“American Anarchist” di Charlie Siskel

quando il tuo libro più famoso è anche quello che odi di più

Presentato fuori concorso alla 73. Mostra d’Arte Cinematografica di Venezia, American Anarchist è un film-inchiesta firmato dal produttore televisivo Charlie Siskel, alla sua seconda regia dopo il documentario Alla Ricerca di Vivian Maier (2013), candidato al premio Oscar nel 2015.

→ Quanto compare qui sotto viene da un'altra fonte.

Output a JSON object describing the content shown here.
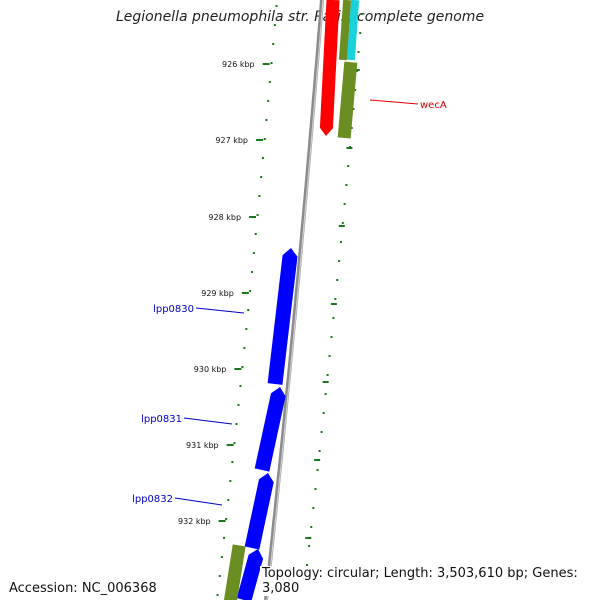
{
  "title": "Legionella pneumophila str. Paris, complete genome",
  "accession": "Accession: NC_006368",
  "summary": "Topology: circular; Length: 3,503,610 bp; Genes: 3,080",
  "colors": {
    "backbone": "#8a8a8a",
    "scale_ticks": "#1a7a1a",
    "gene_forward_blue": "#0000ff",
    "gene_red": "#ff0000",
    "gene_cyan": "#19d3dc",
    "gene_olive": "#6b8e23",
    "label_blue": "#0000cc",
    "label_red": "#dd0000"
  },
  "scale_labels": [
    "926 kbp",
    "927 kbp",
    "928 kbp",
    "929 kbp",
    "930 kbp",
    "931 kbp",
    "932 kbp"
  ],
  "gene_labels": [
    {
      "name": "wecA",
      "strand": "reverse"
    },
    {
      "name": "lpp0830",
      "strand": "forward"
    },
    {
      "name": "lpp0831",
      "strand": "forward"
    },
    {
      "name": "lpp0832",
      "strand": "forward"
    }
  ]
}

Il film si presenta come una lunga intervista a William Powell, autore nel 1970 del controverso libro The Anarchist Cookbook, che consiste in una serie di tutorial e istruzioni indispensabili al vero guerrigliero anarchico (da come fabbricare il napalm in casa a come trasformare una pistola in un lanciagranate), che nel corso degli anni ha sollevato non poche polemiche in quanto citato come fonte di ispirazione da diversi stragisti, tra cui gli autori del terribile massacro di Colombine nel 1999.
Per prima cosa: è importante precisare che American Anarchist, più che un documentario, sembra essere un’intervista vera e propria, inframezzata da sporadici contributi video che ritraggono infanzia e gioventù dello scrittore americano. Nonostante un format all’apparenza così scarno però, il documentario di Siskel riesce a distinguersi tra la miriade di interviste più o meno famose a personaggi controversi per un motivo: diversamente da quella di altri personaggi magari ben più deprecabili di Powell, quella dell’ex-anarchico americano è una storia di pentimento.

Il Bill Powell che vediamo già dalle prime inquadrature del documentario infatti non è una versione invecchiata del giovane ribelle che 46 anni fa sfoggiava una barba alla Fidel Castro e dei modi a dir poco sopra le righe nella sua prima conferenza stampa, ma è un tranquillo uomo sulla sessantina, ritiratosi in un piccolo paesino della Francia rurale, ex insegnante specializzato nella cura di studenti con difficoltà psicofisiche: insomma, non esattamente l’identikit del perfetto anarchico. Le prime domande di Siskel riguardano principalmente la scrittura del libro, il suo bacino di utenza e i motivi che avevano portato il giovane Bill, figlio di un importante funzionario delle Nazioni Unite, a scrivere un manuale del genere.

Ma passata questa fase tanto interessante quanto scontata, Siskel comincia a interrogare il suo intervistato sul ruolo sociale che The Anarchist Cookbook ha avuto negli anni, soffermandosi soprattutto sul rapporto del libro con episodi di violenza o addirittura di stragismo, senza risultare né pedante né scomodo, ma nel modo più limpido possibile. Quando vengono chiamate in causa le stragi che hanno stroncato o quanto meno stravolto le vite di migliaia di studenti – gli stessi studenti a cui Powell ha dedicato la seconda metà della sua vita – provocate da squilibrati ispirati proprio dal suo manuale, l’ex scrittore non può che prodursi in un mea culpa prima soffocato e un po’ imbarazzato, poi apertamente sincero.

Il documentario diventa così una mirabile riflessione sulle conseguenze delle scelte avventate e delle decisioni del passato, sul contrasto tra il noi di ieri e il noi di oggi. Insomma, anche se dal punto di vista documentaristico American Anarchist non può certo competere con altri film di inchiesta, come ad esempio quelli di Michael Moore (con cui tra l’altro Siskel ha lavorato come assistente all’inizio della sua carriera), tuttavia si presenta come uno spaccato interessante sulla vita di un personaggio sconosciuto ai più, oltre che a una seria e ragionata riflessione sulle conseguenze di ciò che diciamo, scriviamo e pubblichiamo.